Name:bernoulli_synapse - Static synapse with stochastic transmission.
Description:
Spikes are transmitted by bernoulli_synapse following a Bernoulli trial with
success probability p_transmit. This synaptic mechanism was inspired by the
results described in [1] of greater transmission probability for stronger
excitatory connections and it was previously applied in [2] and [3].

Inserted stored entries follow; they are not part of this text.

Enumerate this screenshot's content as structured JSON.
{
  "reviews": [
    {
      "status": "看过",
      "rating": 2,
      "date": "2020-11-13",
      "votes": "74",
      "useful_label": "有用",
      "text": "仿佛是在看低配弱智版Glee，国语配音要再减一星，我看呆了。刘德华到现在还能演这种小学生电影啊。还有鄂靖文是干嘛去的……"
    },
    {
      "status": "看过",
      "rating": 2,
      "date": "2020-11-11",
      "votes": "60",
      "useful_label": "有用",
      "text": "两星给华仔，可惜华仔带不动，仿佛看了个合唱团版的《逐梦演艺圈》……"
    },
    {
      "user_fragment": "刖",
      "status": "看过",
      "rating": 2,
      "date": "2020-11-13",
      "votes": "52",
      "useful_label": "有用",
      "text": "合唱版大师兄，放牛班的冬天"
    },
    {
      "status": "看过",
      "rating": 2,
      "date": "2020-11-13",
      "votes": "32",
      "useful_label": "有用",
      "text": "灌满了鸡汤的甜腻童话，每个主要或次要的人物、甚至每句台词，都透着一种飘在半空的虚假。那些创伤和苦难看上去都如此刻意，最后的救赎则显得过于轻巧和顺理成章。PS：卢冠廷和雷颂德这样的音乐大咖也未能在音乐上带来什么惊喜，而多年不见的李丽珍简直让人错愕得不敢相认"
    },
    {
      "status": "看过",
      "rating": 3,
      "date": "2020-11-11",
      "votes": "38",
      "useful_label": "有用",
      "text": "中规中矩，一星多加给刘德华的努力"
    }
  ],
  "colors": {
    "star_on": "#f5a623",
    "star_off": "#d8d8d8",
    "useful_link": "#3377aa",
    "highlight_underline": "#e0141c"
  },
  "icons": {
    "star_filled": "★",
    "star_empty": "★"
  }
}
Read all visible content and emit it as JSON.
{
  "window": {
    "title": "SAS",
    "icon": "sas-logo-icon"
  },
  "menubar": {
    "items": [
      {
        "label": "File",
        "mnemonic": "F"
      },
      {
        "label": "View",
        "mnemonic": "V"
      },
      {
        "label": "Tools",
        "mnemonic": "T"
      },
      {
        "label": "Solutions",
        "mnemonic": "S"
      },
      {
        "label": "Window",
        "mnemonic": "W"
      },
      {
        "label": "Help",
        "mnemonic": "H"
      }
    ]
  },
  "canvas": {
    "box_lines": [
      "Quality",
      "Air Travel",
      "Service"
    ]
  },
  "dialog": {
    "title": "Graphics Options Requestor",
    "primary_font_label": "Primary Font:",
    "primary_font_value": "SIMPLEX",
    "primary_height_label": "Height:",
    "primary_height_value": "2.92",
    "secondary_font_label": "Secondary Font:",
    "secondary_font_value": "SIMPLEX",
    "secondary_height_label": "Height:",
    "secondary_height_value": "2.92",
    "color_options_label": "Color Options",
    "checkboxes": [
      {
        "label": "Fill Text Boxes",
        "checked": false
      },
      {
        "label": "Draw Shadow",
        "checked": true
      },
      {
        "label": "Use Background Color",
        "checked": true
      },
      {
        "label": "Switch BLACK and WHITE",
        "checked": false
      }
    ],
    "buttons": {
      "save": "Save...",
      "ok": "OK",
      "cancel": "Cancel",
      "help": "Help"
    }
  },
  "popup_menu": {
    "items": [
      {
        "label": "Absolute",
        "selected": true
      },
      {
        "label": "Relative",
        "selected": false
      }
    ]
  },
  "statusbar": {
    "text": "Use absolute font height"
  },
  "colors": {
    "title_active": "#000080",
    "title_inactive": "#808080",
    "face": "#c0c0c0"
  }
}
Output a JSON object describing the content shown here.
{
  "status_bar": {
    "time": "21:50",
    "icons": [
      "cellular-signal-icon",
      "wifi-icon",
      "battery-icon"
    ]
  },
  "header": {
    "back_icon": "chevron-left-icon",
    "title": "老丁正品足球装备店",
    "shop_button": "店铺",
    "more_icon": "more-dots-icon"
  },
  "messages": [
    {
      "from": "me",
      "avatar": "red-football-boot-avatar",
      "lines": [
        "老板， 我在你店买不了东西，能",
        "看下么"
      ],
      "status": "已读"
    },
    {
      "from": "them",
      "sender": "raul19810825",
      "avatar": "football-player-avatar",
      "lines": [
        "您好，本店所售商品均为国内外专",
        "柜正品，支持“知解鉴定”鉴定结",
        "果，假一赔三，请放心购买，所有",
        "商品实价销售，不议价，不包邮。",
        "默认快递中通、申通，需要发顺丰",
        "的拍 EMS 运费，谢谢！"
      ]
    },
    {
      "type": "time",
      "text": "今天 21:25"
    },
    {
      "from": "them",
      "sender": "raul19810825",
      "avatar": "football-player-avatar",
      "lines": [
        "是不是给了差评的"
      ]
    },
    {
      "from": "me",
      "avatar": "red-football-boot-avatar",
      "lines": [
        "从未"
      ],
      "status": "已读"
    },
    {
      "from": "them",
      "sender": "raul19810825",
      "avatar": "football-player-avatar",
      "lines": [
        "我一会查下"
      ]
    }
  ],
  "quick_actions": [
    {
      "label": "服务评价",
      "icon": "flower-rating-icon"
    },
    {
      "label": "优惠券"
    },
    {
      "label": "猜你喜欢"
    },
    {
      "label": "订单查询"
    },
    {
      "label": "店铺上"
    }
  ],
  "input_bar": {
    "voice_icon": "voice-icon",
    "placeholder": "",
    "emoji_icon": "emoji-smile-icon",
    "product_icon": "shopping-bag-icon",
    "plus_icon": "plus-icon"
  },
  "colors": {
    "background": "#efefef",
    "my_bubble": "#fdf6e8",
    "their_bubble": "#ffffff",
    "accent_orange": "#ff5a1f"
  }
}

bernoulli_synapse does not support any kind of plasticity. It simply stores
the parameters target, weight, transmission probability, delay and
receiver port for each connection.
Parameters:
p_transmit double - Transmission probability, must be between 0 and 1
Transmits:
SpikeEvent, RateEvent, CurrentEvent, ConductanceEvent,
DoubleDataEvent, DataLoggingRequest
References:
[1] Sandrine Lefort, Christian Tomm, J.-C. Floyd Sarria, Carl C.H. Petersen,
The Excitatory Neuronal Network of the C2 Barrel Column in Mouse Primary
Somatosensory Cortex, Neuron, Volume 61, Issue 2, 29 January 2009, Pages
301-316, DOI: 10.1016/j.neuron.2008.12.020.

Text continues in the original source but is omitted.